Was it all a little strange?
"No, actually," Henderson said. "I've done this for years already, and it's always a proud moment to strap on this uniform and get after it with these guys."
Henderson contributed a scoreless eighth inning, escaping a scare when Brewers prospect Josh Prince hit a warning track flyout with two runners on base. Axford followed for the ninth and worked around a pair of two-out singles for the save.
Canada will play another exhibition against the Reds on Wednesday before opening the tournament against Italy on Friday afternoon.
"I felt quite a bit more amped up than I do during other Spring Training games," Axford said. "It's the first time in 10 years for me, putting on this uniform, so I'm really excited. I sound like a broken record, but I think that shows how excited I really am. I was a kid, just turned 20 years old, still in college when I played for them, and it was just a quick, best-of-three series in the Pan Am [Games] qualifier. Now, it's great to put this uniform on and play on the stage we're going to play on."

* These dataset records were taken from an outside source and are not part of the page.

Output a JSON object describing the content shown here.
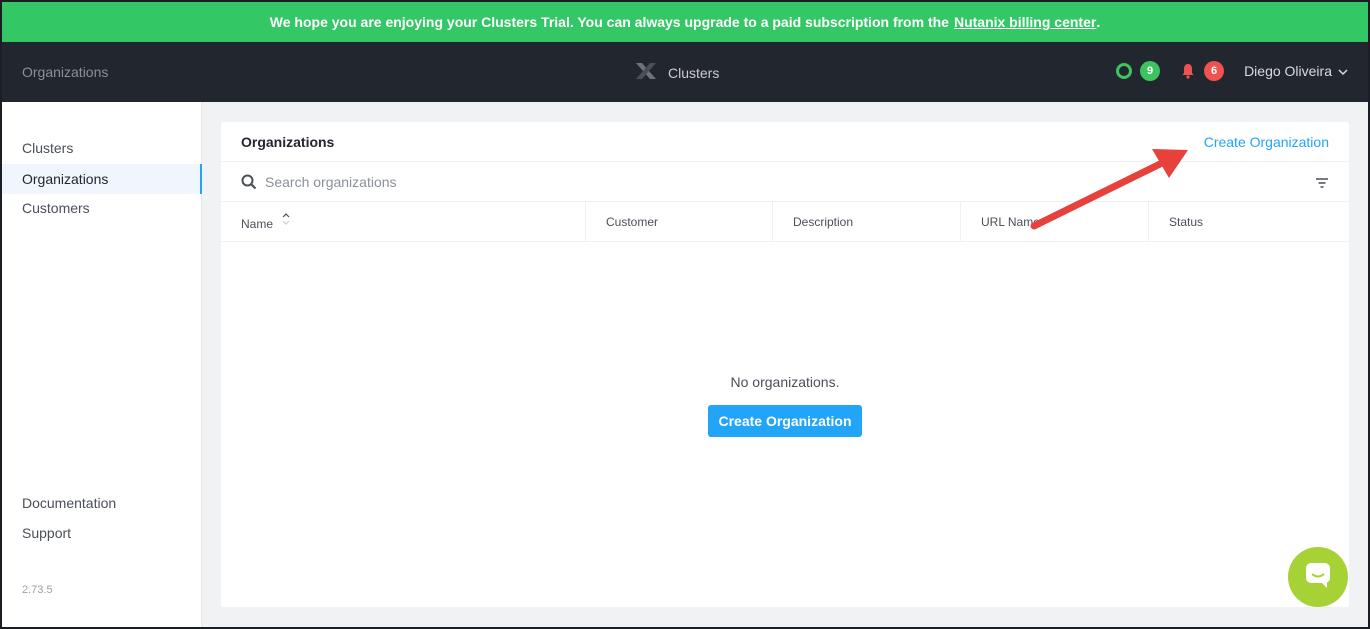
{
  "banner": {
    "text": "We hope you are enjoying your Clusters Trial. You can always upgrade to a paid subscription from the",
    "link": "Nutanix billing center",
    "suffix": ".",
    "color": "#34c766"
  },
  "topbar": {
    "breadcrumb": "Organizations",
    "app_name": "Clusters",
    "app_icon": "nutanix-x-icon",
    "status_count": "9",
    "alert_count": "6",
    "user_name": "Diego Oliveira"
  },
  "sidebar": {
    "items": [
      {
        "label": "Clusters",
        "active": false
      },
      {
        "label": "Organizations",
        "active": true
      },
      {
        "label": "Customers",
        "active": false
      }
    ],
    "footer": [
      {
        "label": "Documentation"
      },
      {
        "label": "Support"
      }
    ],
    "version": "2.73.5"
  },
  "main": {
    "title": "Organizations",
    "create_link": "Create Organization",
    "search_placeholder": "Search organizations",
    "columns": [
      "Name",
      "Customer",
      "Description",
      "URL Name",
      "Status"
    ],
    "empty_text": "No organizations.",
    "empty_button": "Create Organization"
  },
  "colors": {
    "accent": "#22a5f7",
    "annotation_arrow": "#e8403a",
    "chat": "#a6d235"
  }
}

Axford is a bit late to the party for a nation that has risen to baseball respectability in recent years. Henderson notes with pride that since 2009, Canada has medaled in every major tournament it's entered, including a stunning gold at the 2011 Pan American Games. Each member of that team was inducted last year into the Canadian Baseball Hall of Fame.
Now Henderson is a member of Team Canada again, along with three Brewers teammates (Axford and infielder Taylor Green, plus Minor League outfielder Rene Tosoni) and some other well-known names. The middle of Canada's lineup for the Classic will feature a pair of league MVPs (the Reds' Joey Votto and the Twins' Justin Morneau) followed by budding Blue Jays star Brett Lawrie and Mariners outfielder Michael Saunders.
Canada's starting pitcher for Tuesday's exhibition was 6-foot-6 right-hander Jameson Taillon of the Pirates, the 15th best prospect in baseball, according to MLB.com. Axford, Henderson and the Phillies' Phillippe Aumont give Canada a hard-throwing bullpen.
Their first goal is advancing past the first round, something Canada failed to do in the 2006 and 2009 Classics. They are in Pool D with the U.S., Mexico and Italy.
"After our first workout [on Monday], I just like the edge that our players have right now," Canada manager Ernie Whitt said. "I like the fact that their intentions are that we are going to move on. It's a close-knit group out there. Hopefully, we will take it out in the field."
Said Henderson: "We're starting to build a reputation, which is awesome."
They added to that reputation on Tuesday by defeating a Brewers team hit particularly hard by tournament departures. Even with infielder Jeff Bianchi's withdrawal from Team Italy because of a groin injury, the Brewers have 13 players on Classic rosters, including nine members of their 40-man roster.
Still, the Brewers were six outs away from a win over Team Canada after outfielder prospect Khris Davis hammered a long home run in the bottom of the seventh inning, connecting against left-hander Andrew Albers for a solo shot that cleared the outfield berm in left-center field.
The Canadians came back in the eighth against Brewers left-hander Michael Gonzalez, one of the key pieces in Milwaukee's offseason bullpen overhaul. He was touched for four runs on three hits, two walks and a run-scoring wild pitch.
"We're going to grind out at-bats," said Saunders, who hit a solo home run in the fourth inning off Wily Peralta, the Brewers' top prospect. "I think we're going to compete with anyone."
Second baseman Pete Orr led the way for Canada with three hits and two runs scored. Morneau was hitless in two at-bats but worked a third-inning walk from Brewers starter Chris Narveson with the bases loaded to put Canada on the scoreboard.
"They've got a great lineup," said Narveson, who struggled in the third inning when he began incorporating his curveball for the first time this spring. "You've got a bunch of All-Stars on there. They can give a lot of teams a run for their money."
Much of the credit for Canada's rise, Henderson said, goes to their "unquestioned captain" -- Morneau -- whose status as team leader was evident when he publicly criticized Pirates catcher Russell Martin for withdrawing from the tournament. Martin wanted to play shortstop.
Canada's shortstop, incidentally, is Tigers prospect Cale Iorg, whose trip to Maryvale Baseball Park on Tuesday meant some quality time with his dad. Garth Iorg is the Brewers' first-base coach.
Morneau had a bit more fun with his captaincy on Monday, inviting his Canadian teammates to his home for a barbecue and some street hockey.
"Canadians in baseball, I think we've come a long way in the last handful of years, and it's guys like [Larry] Walker and Votto and Morneau who are kind of paving the way, and making us realize we're not just a hockey country," Saunders said. "Scouts are definitely all over Canada now because they know we produce some baseball players. We're coming here to win."